Massachusetts is one expensive state. Its capital, Boston, has one of the highest costs of living, according to Smart Asset. Take, for example, its home prices. In 2018, a single-family home cost around $460,000. That’s over $50,000 more extravagant than a similar house in New York.
The monthly mortgage payment isn’t the most affordable, either. During the same period, a buyer would end up spending $2,125 monthly. That’s only a few dollars away from the average monthly mortgage in Los Angeles. The City of Angels has more expensive houses than Boston or New York.
Costs, however, are just one of the considerations when moving to Boston. High-quality healthcare, coastal living, and excellent education can trump the necessary expenses. Plus, you can take advantage of a mortgage in Boston called USDA Rural Development Loan.
USDA Loan—What Is It?
The USDA Rural Development Loan is a mortgage program by the government agency, Department of Agriculture, for borrowers who prefer to live in suburban or rural areas.
In this situation, the USDA acts similarly to Freddie Mac or Fannie Mae. It doesn’t lend you the money, but it guarantees or secures your mortgage. This appeals to many existing and future Bostonians since over 45% of the state is rural. You also don’t need to be a farmer or homesteader to qualify.

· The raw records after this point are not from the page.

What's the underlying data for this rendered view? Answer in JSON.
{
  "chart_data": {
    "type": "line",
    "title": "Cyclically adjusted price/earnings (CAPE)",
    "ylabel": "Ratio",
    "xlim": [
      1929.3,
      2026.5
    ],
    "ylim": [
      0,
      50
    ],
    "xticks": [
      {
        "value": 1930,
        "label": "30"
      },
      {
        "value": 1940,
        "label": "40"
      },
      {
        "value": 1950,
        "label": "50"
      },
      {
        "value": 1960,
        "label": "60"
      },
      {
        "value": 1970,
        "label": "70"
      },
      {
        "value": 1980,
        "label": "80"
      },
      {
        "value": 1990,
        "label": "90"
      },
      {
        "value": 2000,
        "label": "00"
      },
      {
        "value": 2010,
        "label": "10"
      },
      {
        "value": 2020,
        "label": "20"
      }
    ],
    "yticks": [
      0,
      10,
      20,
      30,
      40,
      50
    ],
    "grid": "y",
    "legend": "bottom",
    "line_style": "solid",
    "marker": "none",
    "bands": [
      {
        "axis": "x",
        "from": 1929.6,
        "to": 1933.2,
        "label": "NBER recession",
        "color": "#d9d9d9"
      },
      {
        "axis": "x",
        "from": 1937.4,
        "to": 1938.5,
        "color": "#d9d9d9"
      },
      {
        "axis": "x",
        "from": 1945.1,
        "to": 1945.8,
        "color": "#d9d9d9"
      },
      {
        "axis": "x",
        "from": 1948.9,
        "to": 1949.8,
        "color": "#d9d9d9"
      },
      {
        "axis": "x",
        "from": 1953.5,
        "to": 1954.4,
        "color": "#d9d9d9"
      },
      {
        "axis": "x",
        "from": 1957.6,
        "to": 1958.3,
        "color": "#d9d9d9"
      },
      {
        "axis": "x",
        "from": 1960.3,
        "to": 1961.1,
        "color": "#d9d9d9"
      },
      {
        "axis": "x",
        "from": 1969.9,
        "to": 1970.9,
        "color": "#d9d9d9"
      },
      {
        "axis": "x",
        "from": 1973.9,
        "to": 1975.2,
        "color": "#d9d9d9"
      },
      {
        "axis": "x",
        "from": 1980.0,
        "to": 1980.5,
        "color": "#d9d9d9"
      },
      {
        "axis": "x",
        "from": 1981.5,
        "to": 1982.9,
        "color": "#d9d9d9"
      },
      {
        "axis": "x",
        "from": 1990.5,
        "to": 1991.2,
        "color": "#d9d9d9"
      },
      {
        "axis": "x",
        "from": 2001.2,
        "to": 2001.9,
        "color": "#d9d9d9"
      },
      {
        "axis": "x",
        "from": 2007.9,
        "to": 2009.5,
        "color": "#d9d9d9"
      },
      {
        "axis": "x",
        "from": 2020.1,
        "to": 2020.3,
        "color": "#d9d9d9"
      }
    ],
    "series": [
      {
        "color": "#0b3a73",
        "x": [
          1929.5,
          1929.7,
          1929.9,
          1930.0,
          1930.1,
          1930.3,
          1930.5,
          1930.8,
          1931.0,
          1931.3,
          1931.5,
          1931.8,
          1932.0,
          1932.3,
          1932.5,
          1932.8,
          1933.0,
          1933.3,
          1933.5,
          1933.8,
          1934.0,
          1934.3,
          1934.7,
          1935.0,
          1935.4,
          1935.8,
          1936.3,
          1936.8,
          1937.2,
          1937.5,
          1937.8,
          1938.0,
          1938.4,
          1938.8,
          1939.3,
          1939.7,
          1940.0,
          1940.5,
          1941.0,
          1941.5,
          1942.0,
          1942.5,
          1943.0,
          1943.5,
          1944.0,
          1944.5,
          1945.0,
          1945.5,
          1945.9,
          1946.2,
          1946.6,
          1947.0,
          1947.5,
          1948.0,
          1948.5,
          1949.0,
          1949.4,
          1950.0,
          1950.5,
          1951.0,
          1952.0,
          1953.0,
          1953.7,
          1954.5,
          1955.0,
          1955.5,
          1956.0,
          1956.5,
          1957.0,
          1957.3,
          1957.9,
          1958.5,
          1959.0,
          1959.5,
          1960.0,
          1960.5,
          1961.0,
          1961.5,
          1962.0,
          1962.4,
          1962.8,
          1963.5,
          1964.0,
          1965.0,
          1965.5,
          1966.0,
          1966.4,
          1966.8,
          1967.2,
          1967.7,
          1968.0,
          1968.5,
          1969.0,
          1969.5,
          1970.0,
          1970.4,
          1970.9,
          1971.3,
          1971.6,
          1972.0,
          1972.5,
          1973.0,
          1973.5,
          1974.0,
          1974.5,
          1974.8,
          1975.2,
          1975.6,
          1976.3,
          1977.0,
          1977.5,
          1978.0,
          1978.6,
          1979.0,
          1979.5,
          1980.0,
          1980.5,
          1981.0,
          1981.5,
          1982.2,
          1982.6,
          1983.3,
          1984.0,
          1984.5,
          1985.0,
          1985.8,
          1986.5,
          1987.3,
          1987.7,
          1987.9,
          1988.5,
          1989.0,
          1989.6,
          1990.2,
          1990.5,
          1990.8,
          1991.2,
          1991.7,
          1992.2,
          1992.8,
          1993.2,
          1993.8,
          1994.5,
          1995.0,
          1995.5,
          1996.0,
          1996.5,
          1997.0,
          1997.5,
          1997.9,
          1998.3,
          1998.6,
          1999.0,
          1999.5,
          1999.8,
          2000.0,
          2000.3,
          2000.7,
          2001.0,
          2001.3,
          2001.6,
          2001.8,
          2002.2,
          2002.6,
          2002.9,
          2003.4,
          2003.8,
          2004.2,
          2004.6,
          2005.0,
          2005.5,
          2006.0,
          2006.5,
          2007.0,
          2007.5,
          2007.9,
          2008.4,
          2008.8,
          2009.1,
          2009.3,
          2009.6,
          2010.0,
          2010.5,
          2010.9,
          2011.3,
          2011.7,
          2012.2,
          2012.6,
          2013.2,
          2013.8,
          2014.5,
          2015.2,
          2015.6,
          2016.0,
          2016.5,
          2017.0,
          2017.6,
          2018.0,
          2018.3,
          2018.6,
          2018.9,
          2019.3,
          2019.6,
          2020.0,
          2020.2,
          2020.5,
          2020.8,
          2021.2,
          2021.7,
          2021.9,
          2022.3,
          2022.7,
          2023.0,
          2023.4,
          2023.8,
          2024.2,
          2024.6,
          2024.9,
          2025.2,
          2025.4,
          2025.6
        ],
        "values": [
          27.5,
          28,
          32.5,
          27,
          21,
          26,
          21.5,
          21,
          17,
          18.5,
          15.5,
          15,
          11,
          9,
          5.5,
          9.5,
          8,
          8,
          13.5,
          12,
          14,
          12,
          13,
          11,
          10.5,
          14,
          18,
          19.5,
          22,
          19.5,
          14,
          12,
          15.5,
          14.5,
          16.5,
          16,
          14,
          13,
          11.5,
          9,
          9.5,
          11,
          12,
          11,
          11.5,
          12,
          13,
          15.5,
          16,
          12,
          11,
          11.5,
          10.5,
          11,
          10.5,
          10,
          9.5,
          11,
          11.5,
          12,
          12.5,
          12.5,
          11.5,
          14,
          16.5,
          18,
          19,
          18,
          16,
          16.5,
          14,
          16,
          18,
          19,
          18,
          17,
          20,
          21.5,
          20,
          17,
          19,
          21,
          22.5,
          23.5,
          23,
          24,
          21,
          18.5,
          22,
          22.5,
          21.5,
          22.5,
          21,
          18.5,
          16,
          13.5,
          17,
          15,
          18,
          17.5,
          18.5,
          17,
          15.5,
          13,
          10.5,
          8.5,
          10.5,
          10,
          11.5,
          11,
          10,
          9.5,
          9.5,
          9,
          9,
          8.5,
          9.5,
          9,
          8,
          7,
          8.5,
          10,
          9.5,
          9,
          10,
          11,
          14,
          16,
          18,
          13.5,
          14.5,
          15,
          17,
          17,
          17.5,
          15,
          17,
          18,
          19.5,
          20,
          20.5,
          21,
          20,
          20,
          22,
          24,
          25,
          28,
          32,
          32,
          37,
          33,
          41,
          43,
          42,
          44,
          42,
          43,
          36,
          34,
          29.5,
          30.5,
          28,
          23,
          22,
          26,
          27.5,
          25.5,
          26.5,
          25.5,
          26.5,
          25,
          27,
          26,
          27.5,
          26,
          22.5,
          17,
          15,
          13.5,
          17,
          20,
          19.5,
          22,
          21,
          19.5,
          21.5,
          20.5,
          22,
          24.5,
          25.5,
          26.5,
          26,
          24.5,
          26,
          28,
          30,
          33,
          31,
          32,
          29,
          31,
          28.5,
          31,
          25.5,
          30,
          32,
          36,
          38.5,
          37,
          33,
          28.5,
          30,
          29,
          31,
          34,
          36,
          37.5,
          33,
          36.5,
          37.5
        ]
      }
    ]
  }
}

It also has many attractive features. First, you don’t have to pay a down payment. It is also open to both repeat and first-time homebuyers. Most of all, it has lower long-term mortgage interest rates. This makes housing more affordable.
You can also choose your preferred home. It can be a sing-detached house, a property in a masterplan community, or even a condominium unit.
Qualifying for the Mortgage
This USDA-backed loan program is for families with low to moderate income. These individuals struggle securing a conventional loan for the following reasons:
- High income requirement
- High down payment (at least 20% of the home value)
- Expensive long-term mortgage interest rate
The loan, though, isn’t dole out and has specific qualification requirements. These include:
- Citizenship – You have to be either a permanent resident or a citizen of the United States.
- Stable income – The program expects you not to miss any monthly repayment, especially within the first 12 months.
- Credit score – The program doesn’t have a minimum credit score, but you are more likely to succeed if it’s 640. That means your score should be fair to excellent.
- Credit history – Your credit report must be outstanding. It’s still possible to qualify if you have missed payments in certain situations, though. An example is a payment delay due to a health crisis or emergency.
The program is also particular with income limits, depending on household size and county. In general, homes with one to four members will have a combined income of at least $86,850. For those with five to eight members, the income limit is $114,650.
If you intend to buy a rural property in Boston, the income limit is $147,050 for a household with one to four members. It’s almost $200,000 for five- to eight-member houses.
Boston is expensive, especially its housing. It doesn’t mean you can no longer afford it. Programs such as USDA Rural Development Loans can help you achieve your Massachusetts dream.